EWH3 Hash Trash #951: The Hangover H3 Pseudo-Invasion Trail

When: June 16, 2016

Where:  Dunn Loring Metro (Orange Line)

Hares:  Sorest Rump, Wookin Pa Nub, Deaf Lesbian, Slumberjack, You Only Cum Once, and Moose Knuckles

Virgins:  Just Sabrina, Just Elyse, Just Mark, Just Kevin

Visitor:  Country Fried Semen – Forth Worth Urban H3

On-After:  BlackFinn (but I only went there to use the bathroom)

Trail was far away, long, dark, wet, and so tight I couldn’t stand all the way up.  I definitely left Eagle trail feeling violated.  Speaking of which, some dumb shit happened on trail.  (But not that much, because everybody tryna get home before Friday afternoon #safetrack #sucktrack.)
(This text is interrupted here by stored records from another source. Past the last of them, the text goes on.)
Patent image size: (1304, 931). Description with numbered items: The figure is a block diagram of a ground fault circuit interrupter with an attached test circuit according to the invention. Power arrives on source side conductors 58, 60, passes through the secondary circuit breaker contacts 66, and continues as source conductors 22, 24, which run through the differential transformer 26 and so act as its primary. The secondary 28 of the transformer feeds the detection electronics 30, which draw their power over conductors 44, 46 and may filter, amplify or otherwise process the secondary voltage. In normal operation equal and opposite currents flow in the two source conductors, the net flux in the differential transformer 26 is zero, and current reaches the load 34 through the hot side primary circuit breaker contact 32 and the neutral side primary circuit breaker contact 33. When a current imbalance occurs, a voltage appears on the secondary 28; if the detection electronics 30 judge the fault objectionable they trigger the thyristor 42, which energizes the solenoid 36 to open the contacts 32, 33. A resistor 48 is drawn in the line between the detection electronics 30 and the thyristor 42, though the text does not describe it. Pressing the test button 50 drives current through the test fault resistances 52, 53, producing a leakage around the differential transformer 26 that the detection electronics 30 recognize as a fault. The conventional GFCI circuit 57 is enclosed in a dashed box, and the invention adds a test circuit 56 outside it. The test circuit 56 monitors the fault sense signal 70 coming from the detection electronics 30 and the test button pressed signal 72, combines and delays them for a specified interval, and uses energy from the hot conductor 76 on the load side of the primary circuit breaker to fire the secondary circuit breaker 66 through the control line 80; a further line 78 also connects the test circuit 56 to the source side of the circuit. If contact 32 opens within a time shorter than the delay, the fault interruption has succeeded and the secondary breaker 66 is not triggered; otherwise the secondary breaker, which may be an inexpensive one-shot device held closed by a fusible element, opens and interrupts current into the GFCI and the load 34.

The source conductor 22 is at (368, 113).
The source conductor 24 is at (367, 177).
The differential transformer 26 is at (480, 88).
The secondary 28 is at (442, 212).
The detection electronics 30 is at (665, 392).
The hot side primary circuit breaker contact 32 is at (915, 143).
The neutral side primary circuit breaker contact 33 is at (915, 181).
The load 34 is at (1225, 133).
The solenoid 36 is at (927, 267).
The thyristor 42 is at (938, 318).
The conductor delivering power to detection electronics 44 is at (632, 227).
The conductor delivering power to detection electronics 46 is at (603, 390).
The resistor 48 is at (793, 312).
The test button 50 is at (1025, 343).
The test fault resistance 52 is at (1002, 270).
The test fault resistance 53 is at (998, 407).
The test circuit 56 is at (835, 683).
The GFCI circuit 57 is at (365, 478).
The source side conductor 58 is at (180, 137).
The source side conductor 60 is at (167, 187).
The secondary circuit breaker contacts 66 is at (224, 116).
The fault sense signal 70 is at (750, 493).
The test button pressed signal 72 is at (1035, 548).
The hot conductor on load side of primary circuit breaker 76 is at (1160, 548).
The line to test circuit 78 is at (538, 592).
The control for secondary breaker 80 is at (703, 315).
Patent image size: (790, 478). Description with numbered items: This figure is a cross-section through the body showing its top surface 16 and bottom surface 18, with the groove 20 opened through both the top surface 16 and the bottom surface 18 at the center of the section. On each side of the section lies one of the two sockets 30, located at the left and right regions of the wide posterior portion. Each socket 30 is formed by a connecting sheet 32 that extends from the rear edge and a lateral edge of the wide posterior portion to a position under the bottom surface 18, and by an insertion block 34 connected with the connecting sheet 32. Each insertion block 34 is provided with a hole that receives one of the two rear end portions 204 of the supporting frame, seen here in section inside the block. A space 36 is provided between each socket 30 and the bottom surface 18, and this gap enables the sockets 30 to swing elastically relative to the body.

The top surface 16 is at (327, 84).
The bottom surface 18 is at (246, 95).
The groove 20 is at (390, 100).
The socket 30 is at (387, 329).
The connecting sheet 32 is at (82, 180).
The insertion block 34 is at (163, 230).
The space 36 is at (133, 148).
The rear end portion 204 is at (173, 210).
  • Tuck Tuck Deuce refused to drink a mimosa shot check on trail because he was suspicious of the color. He probably would have drank it if we told him it was Metamucil.
  • GeriatricMandering agreed to start circle only after a large crowd of white people had gone by.
  • Maybe It’s Gaybelline jumped out of the creek during the first half of trail because he was afraid of holes he couldn’t see. But later, when Sorest Rump invited him into his gaping hole, he went head first.
  • The hares butchered the Turkey trail so badly that we got some depressing insight into the beaks-‘n’-feathers pie they ate at Thanksgiving growing up.
  • Commendation: Just Mark solved about 90% of the checks on the second half of Eagle trail. “Circle, circle!!  Arrow, arrow!!”  Well done, sir.  You’re going to make a fabulous hasher.  #soproud

And it was rainy and windy and lightningy and terrible so we all scurried upstairs to the bar.  No naming.